What does that look like in real life?
Being content with the crowd or the couple you have with you right now. Discipling them well. Doing life alongside them. Eating together. Not aiming for a multitude, but teaching them with the same integrity and Christology if more happen to show up.
Not just in regards to millennials, but the success of church in any form cannot be measured in numbers. Measuring church in numbers is a human fallacy. It is us taking church into our own hands and trying to mold it like a secular organization. It is us scripting 5-year plans and trying to control membership and financials like any other institution.
As soon as we are focused on numbers, we are no longer focusing on the people. As soon as we focus on our worldly vision of “success”, we are no longer focusing on the gospel.
And if we aren’t focused on the people or the gospel, what is the purpose of doing church?

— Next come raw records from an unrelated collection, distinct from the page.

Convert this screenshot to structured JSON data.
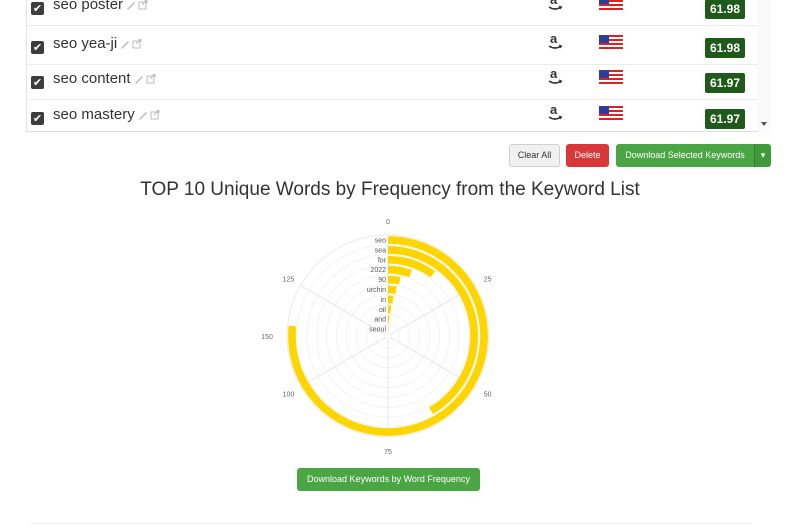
{
  "keywords": [
    {
      "text": "seo poster",
      "checked": true,
      "source_icon": "amazon-icon",
      "flag": "us-flag-icon",
      "score": "61.98"
    },
    {
      "text": "seo yea-ji",
      "checked": true,
      "source_icon": "amazon-icon",
      "flag": "us-flag-icon",
      "score": "61.98"
    },
    {
      "text": "seo content",
      "checked": true,
      "source_icon": "amazon-icon",
      "flag": "us-flag-icon",
      "score": "61.97"
    },
    {
      "text": "seo mastery",
      "checked": true,
      "source_icon": "amazon-icon",
      "flag": "us-flag-icon",
      "score": "61.97"
    }
  ],
  "actions": {
    "clear_all": "Clear All",
    "delete": "Delete",
    "download_selected": "Download Selected Keywords"
  },
  "chart_title": "TOP 10 Unique Words by Frequency from the Keyword List",
  "download_frequency": "Download Keywords by Word Frequency",
  "colors": {
    "score_bg": "#1f5a1a",
    "delete": "#d9383a",
    "download": "#4aa544",
    "bar": "#ffd500"
  },
  "chart_data": {
    "type": "radial-bar",
    "title": "TOP 10 Unique Words by Frequency from the Keyword List",
    "categories": [
      "seo",
      "sea",
      "for",
      "2022",
      "90",
      "urchin",
      "in",
      "oil",
      "and",
      "seoul"
    ],
    "values": [
      138,
      75,
      18,
      10,
      6,
      5,
      4,
      3,
      2,
      1
    ],
    "axis_ticks": [
      0,
      25,
      50,
      75,
      100,
      125,
      150
    ],
    "axis_max": 150,
    "series": [
      {
        "values": [
          138,
          75,
          18,
          10,
          6,
          5,
          4,
          3,
          2,
          1
        ],
        "color": "#ffd500"
      }
    ]
  }
}
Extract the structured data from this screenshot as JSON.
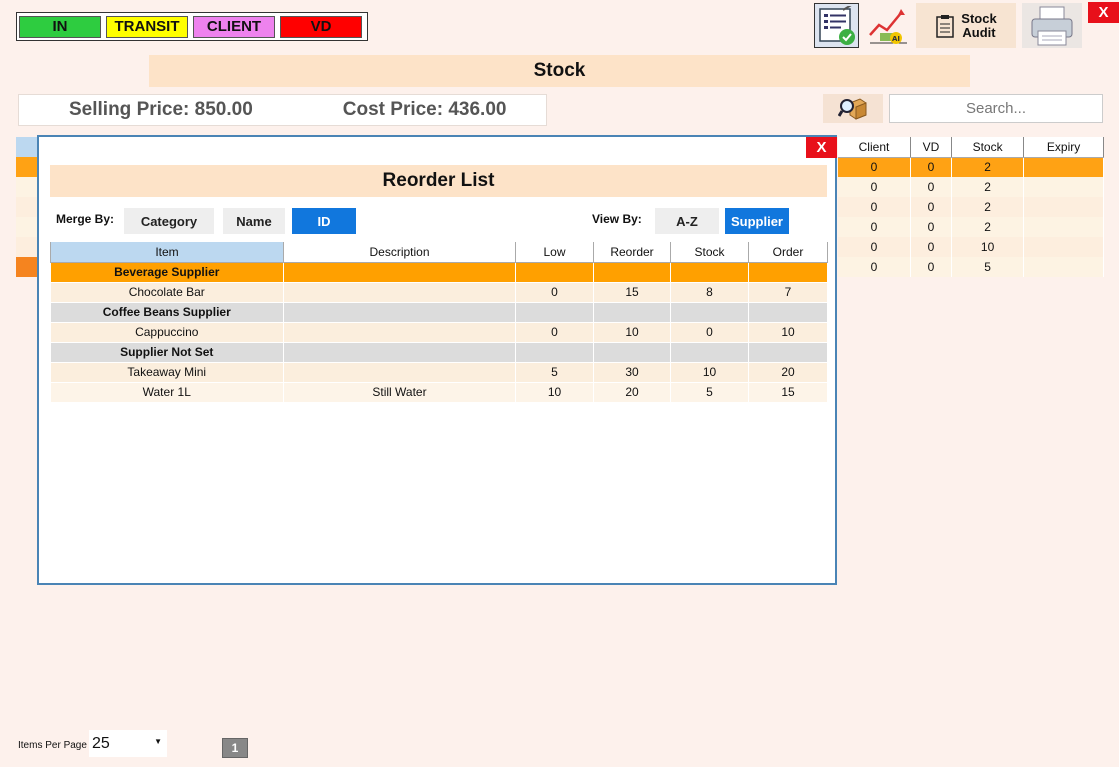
{
  "legend": {
    "in": "IN",
    "transit": "TRANSIT",
    "client": "CLIENT",
    "vd": "VD"
  },
  "toolbar": {
    "audit_label_1": "Stock",
    "audit_label_2": "Audit",
    "ai_badge": "AI"
  },
  "close_label": "X",
  "page_title": "Stock",
  "prices": {
    "selling": "Selling Price: 850.00",
    "cost": "Cost Price: 436.00"
  },
  "search": {
    "placeholder": "Search..."
  },
  "bg_table": {
    "headers": [
      "Client",
      "VD",
      "Stock",
      "Expiry"
    ],
    "rows": [
      [
        "0",
        "0",
        "2",
        ""
      ],
      [
        "0",
        "0",
        "2",
        ""
      ],
      [
        "0",
        "0",
        "2",
        ""
      ],
      [
        "0",
        "0",
        "2",
        ""
      ],
      [
        "0",
        "0",
        "10",
        ""
      ],
      [
        "0",
        "0",
        "5",
        ""
      ]
    ]
  },
  "modal": {
    "title": "Reorder List",
    "close": "X",
    "merge_by": {
      "label": "Merge By:",
      "options": [
        "Category",
        "Name",
        "ID"
      ],
      "selected": "ID"
    },
    "view_by": {
      "label": "View By:",
      "options": [
        "A-Z",
        "Supplier"
      ],
      "selected": "Supplier"
    },
    "table": {
      "headers": [
        "Item",
        "Description",
        "Low",
        "Reorder",
        "Stock",
        "Order"
      ],
      "rows": [
        {
          "group": "Beverage Supplier"
        },
        {
          "item": "Chocolate Bar",
          "description": "",
          "low": "0",
          "reorder": "15",
          "stock": "8",
          "order": "7"
        },
        {
          "group": "Coffee Beans Supplier"
        },
        {
          "item": "Cappuccino",
          "description": "",
          "low": "0",
          "reorder": "10",
          "stock": "0",
          "order": "10"
        },
        {
          "group": "Supplier Not Set"
        },
        {
          "item": "Takeaway Mini",
          "description": "",
          "low": "5",
          "reorder": "30",
          "stock": "10",
          "order": "20"
        },
        {
          "item": "Water 1L",
          "description": "Still Water",
          "low": "10",
          "reorder": "20",
          "stock": "5",
          "order": "15"
        }
      ]
    }
  },
  "footer": {
    "items_per_page_label": "Items Per Page",
    "items_per_page_value": "25",
    "page": "1"
  },
  "colors": {
    "in": "#2ecc40",
    "transit": "#ffff00",
    "client": "#ee82ee",
    "vd": "#ff0000",
    "accent": "#1177dd",
    "group_orange": "#ffa000",
    "close_red": "#e8101a"
  }
}
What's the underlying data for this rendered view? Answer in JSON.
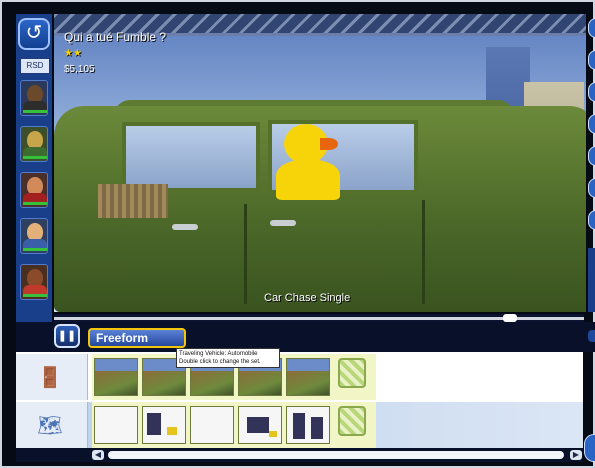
{
  "hud": {
    "title": "Qui a tué Fumble ?",
    "stars": "★★",
    "money": "$5,105"
  },
  "sidebar": {
    "back_icon": "↺",
    "badge": "RSD",
    "characters": [
      {
        "name": "character-1",
        "skin": "#6a4a2a",
        "shirt": "#2d2d2d"
      },
      {
        "name": "character-2",
        "skin": "#c7a54a",
        "shirt": "#3e6b2f"
      },
      {
        "name": "character-3",
        "skin": "#d28a5a",
        "shirt": "#a32020"
      },
      {
        "name": "character-4",
        "skin": "#e3b07a",
        "shirt": "#3a5ea8"
      },
      {
        "name": "character-5",
        "skin": "#8a4b2a",
        "shirt": "#c0392b"
      }
    ]
  },
  "viewport": {
    "caption": "Car Chase Single"
  },
  "controls": {
    "pause_icon": "❚❚",
    "mode_label": "Freeform"
  },
  "timeline": {
    "tooltip_line1": "Traveling Vehicle: Automobile",
    "tooltip_line2": "Double click to change the set.",
    "vehicle_icon": "🚪",
    "set_icon": "🗺"
  },
  "scroll": {
    "left_arrow": "◀",
    "right_arrow": "▶",
    "scrubber_position": 0.87
  },
  "colors": {
    "accent": "#2a64c4",
    "mode_border": "#f3c50b",
    "clip_area": "#f2f6c7"
  }
}
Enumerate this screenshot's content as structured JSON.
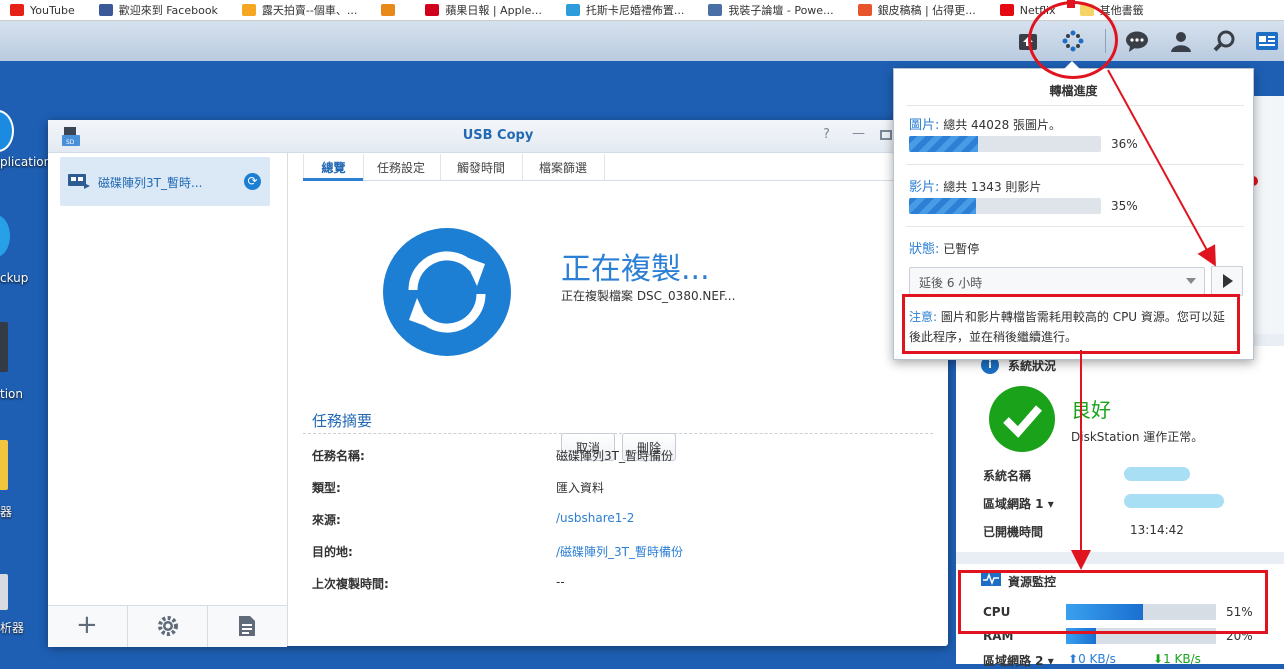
{
  "bookmarks": [
    {
      "label": "YouTube",
      "color": "#e62117"
    },
    {
      "label": "歡迎來到 Facebook",
      "color": "#3b5998"
    },
    {
      "label": "露天拍賣--個車、...",
      "color": "#f5a623"
    },
    {
      "label": "",
      "color": "#e88a1a"
    },
    {
      "label": "蘋果日報 | Apple...",
      "color": "#d0021b"
    },
    {
      "label": "托斯卡尼婚禮佈置...",
      "color": "#2d9cdb"
    },
    {
      "label": "我裝子論壇 - Powe...",
      "color": "#4a6fa5"
    },
    {
      "label": "銀皮稿稿 | 佔得更...",
      "color": "#e8542b"
    },
    {
      "label": "Netflix",
      "color": "#e50914"
    },
    {
      "label": "其他書籤",
      "color": "#f6d365"
    }
  ],
  "desktop": {
    "labels": [
      "plication",
      "ckup",
      "tion",
      "器",
      "析器"
    ]
  },
  "usb_window": {
    "title": "USB Copy",
    "help": "?",
    "minimize": "—",
    "task_item": "磁碟陣列3T_暫時...",
    "tabs": [
      "總覽",
      "任務設定",
      "觸發時間",
      "檔案篩選"
    ],
    "status_title": "正在複製...",
    "status_sub": "正在複製檔案 DSC_0380.NEF...",
    "cancel_label": "取消",
    "delete_label": "刪除",
    "summary_title": "任務摘要",
    "summary": [
      {
        "label": "任務名稱:",
        "value": "磁碟陣列3T_暫時備份",
        "link": false
      },
      {
        "label": "類型:",
        "value": "匯入資料",
        "link": false
      },
      {
        "label": "來源:",
        "value": "/usbshare1-2",
        "link": true
      },
      {
        "label": "目的地:",
        "value": "/磁碟陣列_3T_暫時備份",
        "link": true
      },
      {
        "label": "上次複製時間:",
        "value": "--",
        "link": false
      }
    ]
  },
  "popup": {
    "title": "轉檔進度",
    "photo_label": "圖片:",
    "photo_text": "總共 44028 張圖片。",
    "photo_percent": "36%",
    "photo_value": 0.36,
    "video_label": "影片:",
    "video_text": "總共 1343 則影片",
    "video_percent": "35%",
    "video_value": 0.35,
    "status_label": "狀態:",
    "status_value": "已暫停",
    "delay_select": "延後 6 小時",
    "note_label": "注意:",
    "note_text": "圖片和影片轉檔皆需耗用較高的 CPU 資源。您可以延後此程序，並在稍後繼續進行。"
  },
  "health": {
    "title": "系統狀況",
    "status": "良好",
    "desc": "DiskStation 運作正常。",
    "rows": [
      {
        "label": "系統名稱",
        "value": ""
      },
      {
        "label": "區域網路 1 ▾",
        "value": ""
      },
      {
        "label": "已開機時間",
        "value": "13:14:42"
      }
    ]
  },
  "monitor": {
    "title": "資源監控",
    "cpu_label": "CPU",
    "cpu_percent": "51%",
    "cpu_value": 0.51,
    "ram_label": "RAM",
    "ram_percent": "20%",
    "ram_value": 0.2,
    "lan_label": "區域網路 2 ▾",
    "up": "0 KB/s",
    "down": "1 KB/s"
  },
  "colors": {
    "accent": "#2b7fd4",
    "highlight": "#e0141e",
    "ok_green": "#1aa31a",
    "sync_blue": "#1c7fd4"
  }
}
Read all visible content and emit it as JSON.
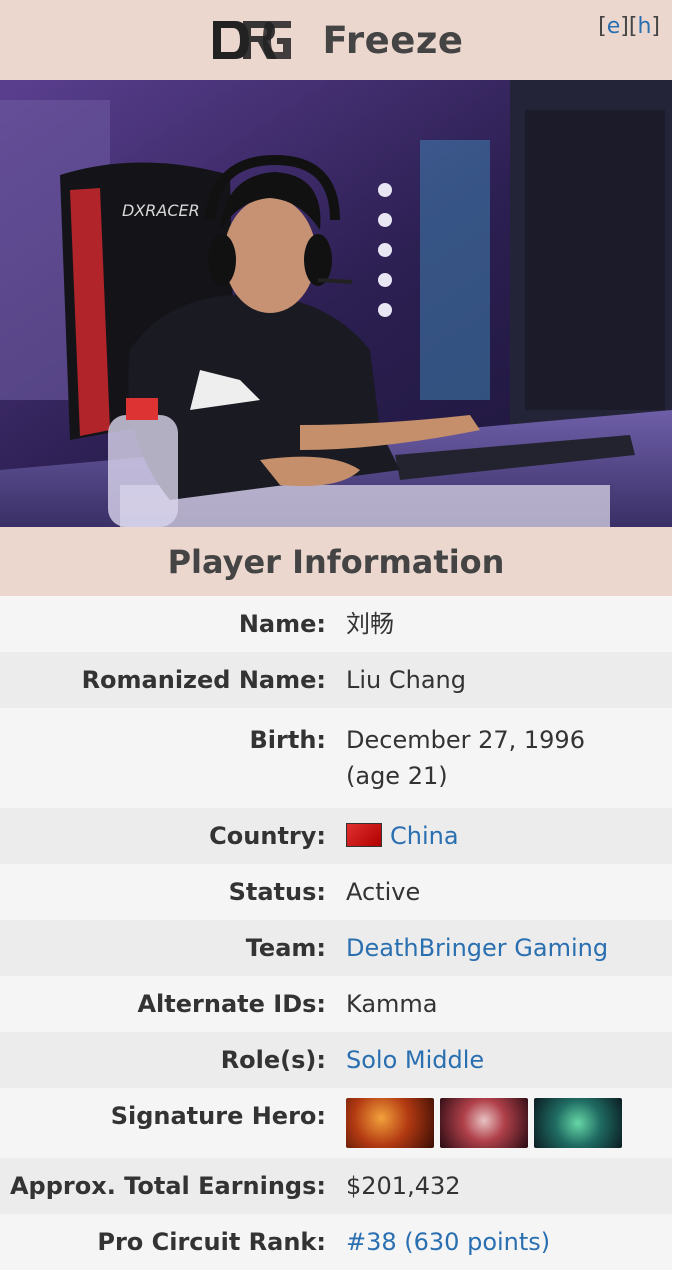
{
  "header": {
    "logo_text": "DRG",
    "title": "Freeze",
    "edit_link": "e",
    "history_link": "h"
  },
  "photo": {
    "description_icon": "player-photo",
    "chair_brand": "DXRACER"
  },
  "section": {
    "title": "Player Information"
  },
  "rows": [
    {
      "label": "Name:",
      "value": "刘畅"
    },
    {
      "label": "Romanized Name:",
      "value": "Liu Chang"
    },
    {
      "label": "Birth:",
      "value": "December 27, 1996",
      "value2": "(age 21)"
    },
    {
      "label": "Country:",
      "value": "China",
      "icon": "china-flag-icon"
    },
    {
      "label": "Status:",
      "value": "Active"
    },
    {
      "label": "Team:",
      "value": "DeathBringer Gaming"
    },
    {
      "label": "Alternate IDs:",
      "value": "Kamma"
    },
    {
      "label": "Role(s):",
      "value": "Solo Middle"
    },
    {
      "label": "Signature Hero:",
      "heroes": [
        "hero-icon-1",
        "hero-icon-2",
        "hero-icon-3"
      ]
    },
    {
      "label": "Approx. Total Earnings:",
      "value": "$201,432"
    },
    {
      "label": "Pro Circuit Rank:",
      "value": "#38 (630 points)"
    }
  ],
  "colors": {
    "header_bg": "#ecd7cf",
    "link": "#2a6fb0",
    "row_odd": "#f5f5f5",
    "row_even": "#ececec"
  }
}
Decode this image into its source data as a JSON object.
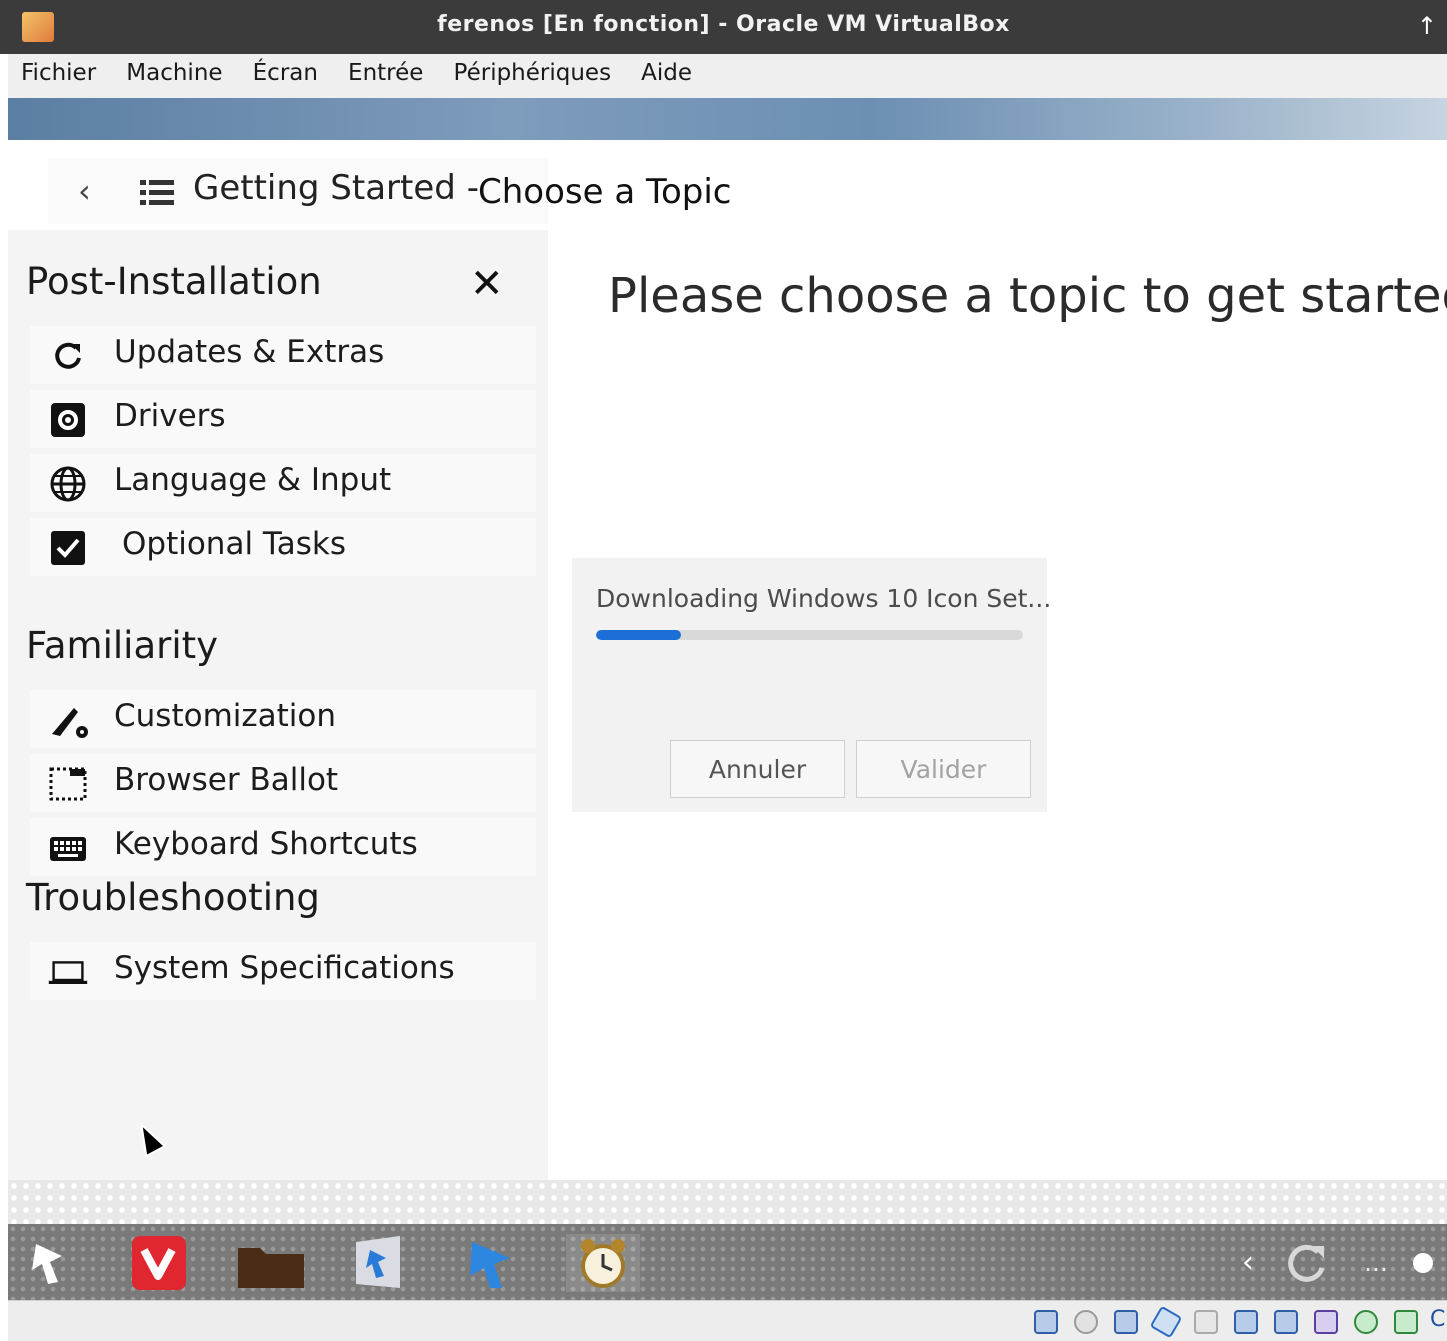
{
  "window": {
    "title": "ferenos [En fonction] - Oracle VM VirtualBox"
  },
  "menubar": {
    "items": [
      "Fichier",
      "Machine",
      "Écran",
      "Entrée",
      "Périphériques",
      "Aide"
    ]
  },
  "header": {
    "crumb_root": "Getting Started",
    "crumb_separator": "-",
    "crumb_page": "Choose a Topic"
  },
  "sidebar": {
    "sections": [
      {
        "title": "Post-Installation",
        "items": [
          {
            "label": "Updates & Extras",
            "icon": "refresh-icon"
          },
          {
            "label": "Drivers",
            "icon": "driver-gear-icon"
          },
          {
            "label": "Language & Input",
            "icon": "globe-icon"
          },
          {
            "label": "Optional Tasks",
            "icon": "checkbox-icon"
          }
        ]
      },
      {
        "title": "Familiarity",
        "items": [
          {
            "label": "Customization",
            "icon": "brush-gear-icon"
          },
          {
            "label": "Browser Ballot",
            "icon": "browser-window-icon"
          },
          {
            "label": "Keyboard Shortcuts",
            "icon": "keyboard-icon"
          }
        ]
      },
      {
        "title": "Troubleshooting",
        "items": [
          {
            "label": "System Specifications",
            "icon": "laptop-icon"
          }
        ]
      }
    ]
  },
  "main": {
    "heading": "Please choose a topic to get started."
  },
  "dialog": {
    "message": "Downloading Windows 10 Icon Set...",
    "progress": 0.2,
    "cancel_label": "Annuler",
    "ok_label": "Valider",
    "progress_color": "#1c6fd6"
  },
  "taskbar": {
    "items": [
      "start-icon",
      "vivaldi-icon",
      "folder-icon",
      "store-icon",
      "feren-icon",
      "alarm-clock-icon"
    ],
    "tray": [
      "chevron-left-icon",
      "refresh-icon",
      "more-icon",
      "dot-icon"
    ]
  },
  "statusbar": {
    "icons": [
      "hard-disk-icon",
      "optical-drive-icon",
      "network-icon",
      "usb-icon",
      "shared-folder-icon",
      "display-icon",
      "recording-icon",
      "cpu-icon",
      "mouse-integration-icon",
      "guest-additions-icon"
    ],
    "host_key_glyph": "C"
  }
}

Why is it you are concerned about millennials’ absence from church? Is your congregation aging out? Is your traditional place to spend Sunday in danger of closing? Or are you seriously concerned that young people are growing up not knowing the goodness of Jesus?
Stop focusing on numbers. Focus on who you have in front of you right now. Make sure you show them who Jesus is. Be content with a humble crowd. Trust that millennials will be drawn to Truth. That Jesus is in charge of your program, not member projections. That your church is just the vessel of Absolute Truth, not Absolute Truth itself. That the church is not actually yours.
And then you will be doing it well.
How can you measure church success differently in your neighborhood?